The skin regenerates itself every 27 days but requires proper care to maintain its vitality.  That’s where we come in.  One of my teachers claimed to never use anything on her skin that she wouldn’t eat.  She is a big fan of unrefined coconut oil for maximum hydration and wrinkle prevention.  Here are some other foods that nourish our outer bodies, ourselves:

Mushrooms – in the diet mushrooms have anti-cancer and immune boosting properties; on the skin shiitake and matsutakes are considered to have natural hydrating components as well.  Dr. Andrew Weil now has a line of skincare under the Origins label which includes mushrooms.

Green tea – soothes the skin after overexposure to the sun, and calms rosacea and other irritations.

Vitamin A foods – anti-viral, anti-inflammatory which aid in fewer breakouts.  Found in carrots, peppers, papayas, and apples.

Zinc – for cell reproduction and repair.
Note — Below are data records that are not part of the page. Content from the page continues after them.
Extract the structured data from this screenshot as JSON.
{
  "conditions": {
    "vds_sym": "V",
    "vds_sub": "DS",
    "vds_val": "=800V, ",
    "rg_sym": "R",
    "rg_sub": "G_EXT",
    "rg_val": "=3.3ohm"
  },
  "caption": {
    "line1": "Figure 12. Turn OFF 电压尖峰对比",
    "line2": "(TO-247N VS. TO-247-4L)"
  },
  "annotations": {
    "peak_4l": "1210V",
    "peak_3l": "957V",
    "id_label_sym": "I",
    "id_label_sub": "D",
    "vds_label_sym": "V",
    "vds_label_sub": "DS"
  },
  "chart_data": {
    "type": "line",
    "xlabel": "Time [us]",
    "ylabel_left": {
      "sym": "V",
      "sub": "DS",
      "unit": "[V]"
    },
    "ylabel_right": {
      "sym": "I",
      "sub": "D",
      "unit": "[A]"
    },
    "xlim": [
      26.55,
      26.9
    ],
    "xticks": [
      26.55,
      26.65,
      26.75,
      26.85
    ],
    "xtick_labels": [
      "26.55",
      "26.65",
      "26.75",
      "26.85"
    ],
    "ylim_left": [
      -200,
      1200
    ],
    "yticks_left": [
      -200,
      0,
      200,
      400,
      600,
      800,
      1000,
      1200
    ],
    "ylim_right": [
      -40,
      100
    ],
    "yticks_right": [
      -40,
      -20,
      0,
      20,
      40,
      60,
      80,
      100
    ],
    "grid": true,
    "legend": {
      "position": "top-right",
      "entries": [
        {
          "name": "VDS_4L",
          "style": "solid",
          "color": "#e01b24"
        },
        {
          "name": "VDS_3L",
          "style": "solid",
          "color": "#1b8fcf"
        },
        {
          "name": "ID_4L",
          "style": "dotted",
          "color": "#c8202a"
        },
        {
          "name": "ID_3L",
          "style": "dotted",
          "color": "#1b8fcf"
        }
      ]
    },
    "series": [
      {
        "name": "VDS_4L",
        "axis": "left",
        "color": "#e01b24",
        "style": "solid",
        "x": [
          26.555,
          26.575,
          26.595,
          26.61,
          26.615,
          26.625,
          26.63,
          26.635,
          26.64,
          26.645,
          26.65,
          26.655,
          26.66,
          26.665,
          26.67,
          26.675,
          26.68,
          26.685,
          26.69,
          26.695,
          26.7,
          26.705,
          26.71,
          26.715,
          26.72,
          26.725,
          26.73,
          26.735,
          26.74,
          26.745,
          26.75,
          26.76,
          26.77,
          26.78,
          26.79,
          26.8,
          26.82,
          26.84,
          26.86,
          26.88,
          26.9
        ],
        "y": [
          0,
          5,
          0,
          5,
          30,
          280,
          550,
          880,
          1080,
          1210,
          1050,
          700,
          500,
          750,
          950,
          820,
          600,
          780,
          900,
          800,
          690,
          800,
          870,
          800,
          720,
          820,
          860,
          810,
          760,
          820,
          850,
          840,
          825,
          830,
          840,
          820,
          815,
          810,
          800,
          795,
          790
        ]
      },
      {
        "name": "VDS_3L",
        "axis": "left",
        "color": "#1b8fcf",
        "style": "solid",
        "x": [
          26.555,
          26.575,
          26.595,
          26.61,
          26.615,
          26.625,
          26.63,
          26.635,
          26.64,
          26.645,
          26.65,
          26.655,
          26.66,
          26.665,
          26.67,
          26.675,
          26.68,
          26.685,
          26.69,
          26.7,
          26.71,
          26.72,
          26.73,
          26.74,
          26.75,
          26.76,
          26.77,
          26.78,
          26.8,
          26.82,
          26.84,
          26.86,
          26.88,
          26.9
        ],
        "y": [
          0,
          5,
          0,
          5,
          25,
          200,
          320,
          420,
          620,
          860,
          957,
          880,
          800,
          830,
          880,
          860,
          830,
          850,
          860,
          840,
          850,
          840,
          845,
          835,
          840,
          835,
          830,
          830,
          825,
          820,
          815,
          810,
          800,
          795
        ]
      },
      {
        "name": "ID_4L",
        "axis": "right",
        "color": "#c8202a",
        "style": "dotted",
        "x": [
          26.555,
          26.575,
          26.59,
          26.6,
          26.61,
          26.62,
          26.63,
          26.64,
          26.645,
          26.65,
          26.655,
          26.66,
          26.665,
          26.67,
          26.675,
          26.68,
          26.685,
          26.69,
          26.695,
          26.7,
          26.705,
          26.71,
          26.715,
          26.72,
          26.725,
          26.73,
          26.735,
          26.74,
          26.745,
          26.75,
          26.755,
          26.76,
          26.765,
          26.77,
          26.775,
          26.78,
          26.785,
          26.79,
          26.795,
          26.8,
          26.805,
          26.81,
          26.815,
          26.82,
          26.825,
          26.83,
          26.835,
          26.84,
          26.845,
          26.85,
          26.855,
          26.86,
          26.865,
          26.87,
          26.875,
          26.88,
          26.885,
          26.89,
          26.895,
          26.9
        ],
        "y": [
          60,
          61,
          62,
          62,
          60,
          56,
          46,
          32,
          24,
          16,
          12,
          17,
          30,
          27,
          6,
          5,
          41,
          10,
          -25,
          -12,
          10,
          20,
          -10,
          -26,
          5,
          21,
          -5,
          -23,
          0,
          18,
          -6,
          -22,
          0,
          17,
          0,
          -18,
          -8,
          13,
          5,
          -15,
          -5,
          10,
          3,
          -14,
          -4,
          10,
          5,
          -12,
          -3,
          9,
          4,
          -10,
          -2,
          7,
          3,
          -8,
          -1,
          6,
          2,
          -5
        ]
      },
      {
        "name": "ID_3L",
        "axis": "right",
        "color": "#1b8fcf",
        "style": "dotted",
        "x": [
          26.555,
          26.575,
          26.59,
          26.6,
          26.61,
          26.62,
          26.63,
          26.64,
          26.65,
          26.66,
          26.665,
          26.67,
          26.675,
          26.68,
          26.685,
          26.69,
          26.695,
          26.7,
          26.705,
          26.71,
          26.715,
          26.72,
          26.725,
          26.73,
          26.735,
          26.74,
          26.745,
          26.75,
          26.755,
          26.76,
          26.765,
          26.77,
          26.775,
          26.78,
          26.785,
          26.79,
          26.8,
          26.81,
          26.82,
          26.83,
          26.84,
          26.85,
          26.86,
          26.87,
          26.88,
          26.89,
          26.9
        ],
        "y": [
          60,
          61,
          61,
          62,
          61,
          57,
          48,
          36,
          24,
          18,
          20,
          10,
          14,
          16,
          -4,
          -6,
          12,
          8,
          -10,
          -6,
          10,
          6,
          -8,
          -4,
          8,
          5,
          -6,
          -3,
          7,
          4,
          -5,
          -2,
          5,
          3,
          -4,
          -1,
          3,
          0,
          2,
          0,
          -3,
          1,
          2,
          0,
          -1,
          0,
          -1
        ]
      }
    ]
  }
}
Found in oysters, raw nuts and seeds, wheat germ and organic poultry.

Ginseng – used to enhance memory, increase endurance, lower cholesterol and boost circulation.  On skin, it helps with elasticity.

Healthy fats – like those found in raw nuts, avocados, cold-water fish all of which help you absorb fat-soluble vitamins D, E and K.

Soy (non-GMO) – valued for its protein and anti-oxidant rich content, soy has also been found to have anti-cancer properties for the skin.  But some people have intolerances, so be sure to read labels first.

Vitamin C – helps keep the skin plump.  Eat broccoli, grapefruit, oranges, tomatoes, kiwis and strawberries to your heart’s (or skin’s) content.

Lemongrass – soothes and calms the nervous system and is good for digestion, which keeps the body and skin well balanced.

Anti-oxidant rich fruits and vegetables (don’t we always include these:) – they protect the skin from dulling effects of free radicals, caused by environmental stressors, smoking and drinking.  Load up on dark, leafy greens, blueberries, beets, grapes, yams and tomatoes.

It’s nice to know we can nourish ourselves from the inside out and have visible results!